En savoir plus sur ce plat
Le one pot pasta est une technique popularisée aux États-Unis au début des années 2010, notamment après une démonstration virale de la cheffe Martha Stewart : tout cuire — pâtes, légumes, liquide — dans un seul récipient, en laissant l'amidon travailler comme liant naturel. Si la méthode paraît moderne, elle évoque en réalité des pratiques bien plus anciennes de cuisines paysannes européennes, où les ressources limitées en vaisselle et en combustible imposaient de regrouper les cuissons. Les pâtes au bouillon de l'Italie du Sud, les soupes épaisses de pâtes grecques, le pasta e fagioli napolitain : tous partagent ce principe fondateur.
La version aux champignons s'inscrit dans la longue tradition française de la cuisine de sous-bois, héritière des ramassages en forêt et des recettes de campagne qui valorisaient les champignons séchés ou frais selon la saison. Adaptée au rythme contemporain, elle conserve cet esprit de plat complet et généreux, sans sophistication superflue. On la retrouve aujourd'hui déclinée avec du gorgonzola à la place de la crème, avec de la truffe noire râpée en hiver, ou encore avec du lait de coco pour une version vegan qui emprunte ses codes à la cuisine asiatique.
Valeurs nutritionnelles (par portion, valeurs approximatives)
| Nutriment | Quantité |
|---|---|
| Calories | ~520 kcal |
| Protéines | ~16 g |
| Glucides | ~68 g |
| dont sucres | ~4 g |
| Lipides | ~20 g |
| Fibres | ~4 g |
Questions fréquentes
Peut-on préparer ce plat à l'avance ?
Le one pot pasta est meilleur servi immédiatement, car les pâtes continuent d'absorber la sauce au repos et peuvent devenir molles.
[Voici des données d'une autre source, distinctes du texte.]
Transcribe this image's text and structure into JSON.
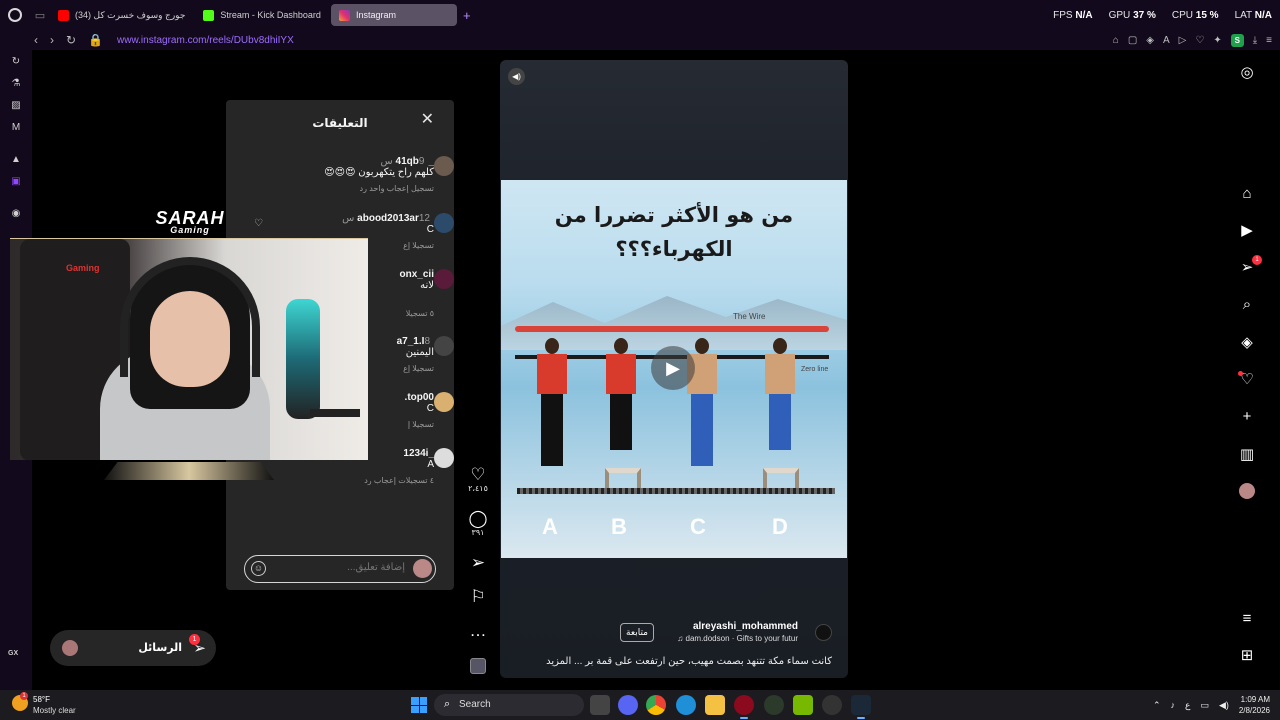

Si vous souhaitez gagner du temps, préparez les champignons et les aromates à l'avance et réfrigérez-les dans un contenant hermétique. Au moment du repas, reprenez à l'étape du sauté : la cuisson finale ne prend que quinze minutes.
Comment conserver et réchauffer les restes ?
Les restes se conservent au réfrigérateur dans un contenant fermé pendant deux jours maximum. Pour réchauffer, versez les pâtes dans une sauteuse avec un filet d'eau ou de bouillon — deux à trois cuillères à soupe suffisent — et réchauffez sur feu doux en remuant régulièrement. La sauce retrouve sa consistance crémeuse sans que les pâtes ne sèchent. Évitez le micro-ondes, qui rend la texture caoutchouteuse.
Quelles variantes ou substitutions sont possibles ?
La crème liquide peut être remplacée par de la crème de soja pour une version sans lactose, ou par du lait de coco pour un profil plus exotique. Les linguine fonctionnent très bien, mais des penne, des fusilli ou des farfalle conviennent également : adaptez le temps de cuisson aux indications du paquet en retirant deux minutes. En été, quelques tomates cerises coupées en deux ajoutées en fin de cuisson apportent acidité et couleur. En automne, des girolles ou des trompettes-de-la-mort remplacent avantageusement les champignons de Paris, avec un caractère beaucoup plus prononcé.
Quelle quantité de liquide prévoir si je change le format de pâtes ?
La règle de base : comptez environ 200 ml de bouillon par 100 g de pâtes sèches. Les pâtes courtes et épaisses absorbent légèrement moins que les longues et fines. Si le liquide est entièrement absorbé avant que les pâtes soient cuites, ajoutez de l'eau bouillante par petites quantités, 50 ml à la fois, en mélangeant entre chaque ajout.
Peut-on ajouter des protéines animales à cette recette ?
Oui, il est possible d'ajouter des protéines animales sans modifier l'équilibre de la recette. Des lardons fumés revenus en début de cuisson, avant les champignons, apportent une touche charcutière très appréciée. Des lanières de blanc de poulet poêlées séparément et posées sur les pâtes au moment du service restent moelleuses sans surcuire dans la sauce. Des crevettes décortiquées ajoutées deux minutes avant la fin de cuisson cuisent doucement dans le liquide frémissant et restent tendres.